I didn’t pull the “rock star” comparison out of thin air. Wright builds a glittering, electrifying, spectacular concert stage ready for Benito Mussolini’s show. With an outstanding soundtrack by Tom Rowlands, the series sometimes stops feeling like a proper film and morphs into a dizzying, disturbing “industrial rock” music video. You leap from face to face, action to action, breathless. In a euphoric haze, you almost want the Blackshirts to crack another farmer’s skull. Violence, after all, has its allure. Wright doesn’t demonize Mussolini — he turns him into an anti-hero. A kind of Anakin Sykwalker, Tony Montana, or Michael Corleone.
A chaos of individual moments
The relationship between art and reality is a tricky one. Revealing naked reality doesn’t always work. A storyteller is also a researcher, dissecting reality within its historical context, contradictions and interrelations. Antonio Scurati does just that in his novel, properly exposing the ideological, cultural and class structure of fascism as part of a coherent narrative. Joe Wright, unfortunately, chops Scurati’s research into a collage. Hence, the narrative is overtaken by a collage, giving way to a chaos of individual moments.

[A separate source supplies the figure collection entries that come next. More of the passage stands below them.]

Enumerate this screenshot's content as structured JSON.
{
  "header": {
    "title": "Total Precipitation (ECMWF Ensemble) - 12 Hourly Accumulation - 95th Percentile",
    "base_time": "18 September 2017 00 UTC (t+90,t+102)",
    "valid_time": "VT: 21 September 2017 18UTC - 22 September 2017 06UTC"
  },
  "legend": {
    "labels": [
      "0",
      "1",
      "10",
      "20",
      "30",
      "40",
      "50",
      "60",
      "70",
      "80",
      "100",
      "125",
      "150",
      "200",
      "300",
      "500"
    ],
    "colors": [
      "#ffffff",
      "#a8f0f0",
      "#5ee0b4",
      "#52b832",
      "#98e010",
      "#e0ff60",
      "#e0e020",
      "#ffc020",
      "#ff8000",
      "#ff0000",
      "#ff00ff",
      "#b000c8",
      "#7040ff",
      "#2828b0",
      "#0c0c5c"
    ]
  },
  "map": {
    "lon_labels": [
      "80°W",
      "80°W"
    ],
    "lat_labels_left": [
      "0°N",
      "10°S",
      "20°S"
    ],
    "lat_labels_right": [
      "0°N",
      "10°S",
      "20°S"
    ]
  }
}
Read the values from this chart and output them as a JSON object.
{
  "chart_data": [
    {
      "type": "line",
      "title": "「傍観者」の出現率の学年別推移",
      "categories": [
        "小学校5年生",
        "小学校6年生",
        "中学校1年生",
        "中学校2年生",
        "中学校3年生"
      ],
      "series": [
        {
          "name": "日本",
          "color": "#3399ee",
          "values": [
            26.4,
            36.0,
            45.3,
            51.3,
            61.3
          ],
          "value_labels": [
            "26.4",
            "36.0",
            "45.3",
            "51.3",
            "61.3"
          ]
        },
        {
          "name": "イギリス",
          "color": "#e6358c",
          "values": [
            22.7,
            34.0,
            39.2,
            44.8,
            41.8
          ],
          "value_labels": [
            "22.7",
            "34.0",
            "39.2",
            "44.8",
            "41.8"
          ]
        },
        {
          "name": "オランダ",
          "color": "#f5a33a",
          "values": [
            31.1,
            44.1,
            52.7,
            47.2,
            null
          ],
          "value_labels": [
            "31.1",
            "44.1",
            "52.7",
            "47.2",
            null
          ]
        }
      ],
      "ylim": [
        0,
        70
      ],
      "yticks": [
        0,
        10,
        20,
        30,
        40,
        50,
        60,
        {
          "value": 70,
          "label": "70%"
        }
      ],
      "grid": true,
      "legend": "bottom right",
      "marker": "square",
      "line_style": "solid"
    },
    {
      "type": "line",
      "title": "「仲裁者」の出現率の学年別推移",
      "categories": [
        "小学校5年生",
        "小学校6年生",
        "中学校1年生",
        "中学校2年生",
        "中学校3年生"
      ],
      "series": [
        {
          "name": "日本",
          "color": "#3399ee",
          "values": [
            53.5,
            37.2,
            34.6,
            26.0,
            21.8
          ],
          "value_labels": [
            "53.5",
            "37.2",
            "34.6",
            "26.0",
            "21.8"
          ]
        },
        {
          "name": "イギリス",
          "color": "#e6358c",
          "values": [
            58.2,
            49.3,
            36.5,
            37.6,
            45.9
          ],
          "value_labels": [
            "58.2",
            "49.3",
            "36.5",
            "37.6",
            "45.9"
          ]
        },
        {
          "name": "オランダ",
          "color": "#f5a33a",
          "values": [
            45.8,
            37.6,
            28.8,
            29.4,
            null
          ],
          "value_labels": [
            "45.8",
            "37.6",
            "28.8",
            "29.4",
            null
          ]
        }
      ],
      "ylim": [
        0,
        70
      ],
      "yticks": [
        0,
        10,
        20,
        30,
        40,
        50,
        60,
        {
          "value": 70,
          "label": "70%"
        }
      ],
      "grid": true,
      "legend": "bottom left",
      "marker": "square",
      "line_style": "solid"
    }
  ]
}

He doesn’t hide anything — he doesn’t need to and he can not. Because the narrator is Mussolini himself, there is no way to tell in words how bad fascism is. So it’s all about the use of the camera and the editing. In the first two episodes, for example, he shows — but only shows — how the capitalists and landowners take up the fascists against the strikers. For a moment. Like a two-minute viral song that’ll be forgotten in a few years. Then he shows something else: Mussolini f*cking like a stallion, Mussolini having dinner at a rich man’s table, Mussolini in his poor home, Mussolini trying to rein in the Blackshirts only to let them loose again, Mussolini doing sports. There is no narrating, it’s all showing.
It’s as if Wright serves us a Mussolini stew. Tasty, but heavy on the stomach. Images of swinging clubs, exploding heads, and executed men flash by like lightning. In the end, M: Son of the Century doesn’t explain reality — it commodifies it. If it reaches a large enough audience, tomorrow’s social media will be flooded with its viral clips. And we’ll see a herd of teenagers squabbling to defend either Benito Mussolini or Italo Balbo. But not a single one of them will ever honour Giacomo Matteotti. Because he’s not the rock star of the show.

Who should watch this series?
M: Son of the Century feels like a production seduced by its own hype. Wright is obviously not a fascist — his intention was to condemn fascism without demonising historical figures. That’s for sure. But the result is a stray bullet.
For history buffs, it can be a visual masterpiece: slick production, a gripping soundtrack, Luca Marinelli’s stellar performance as Mussolini and a solid story. This series will win countless awards, with critics all praising Mr Wright and the cast. It’s showbiz, after all.
But its narrative is so fragmented, its aesthetics so fast and chaotic, that it accidentally glamorizes fascism. I’m sure Wright detests fascism. Yet his stylistic choices risk making teens and neo-fascists sympathize with at least one fascist. According to M: Il Figlio del Secolo, Blackshirt leader Italo Balbo isn’t so different from Norwegian black-metal church-burners. But the truth is Benito Mussolini wasn’t a rock star, and the Blackshirts weren’t stage performers… They were the worst creatures of capitalism. To hell with them!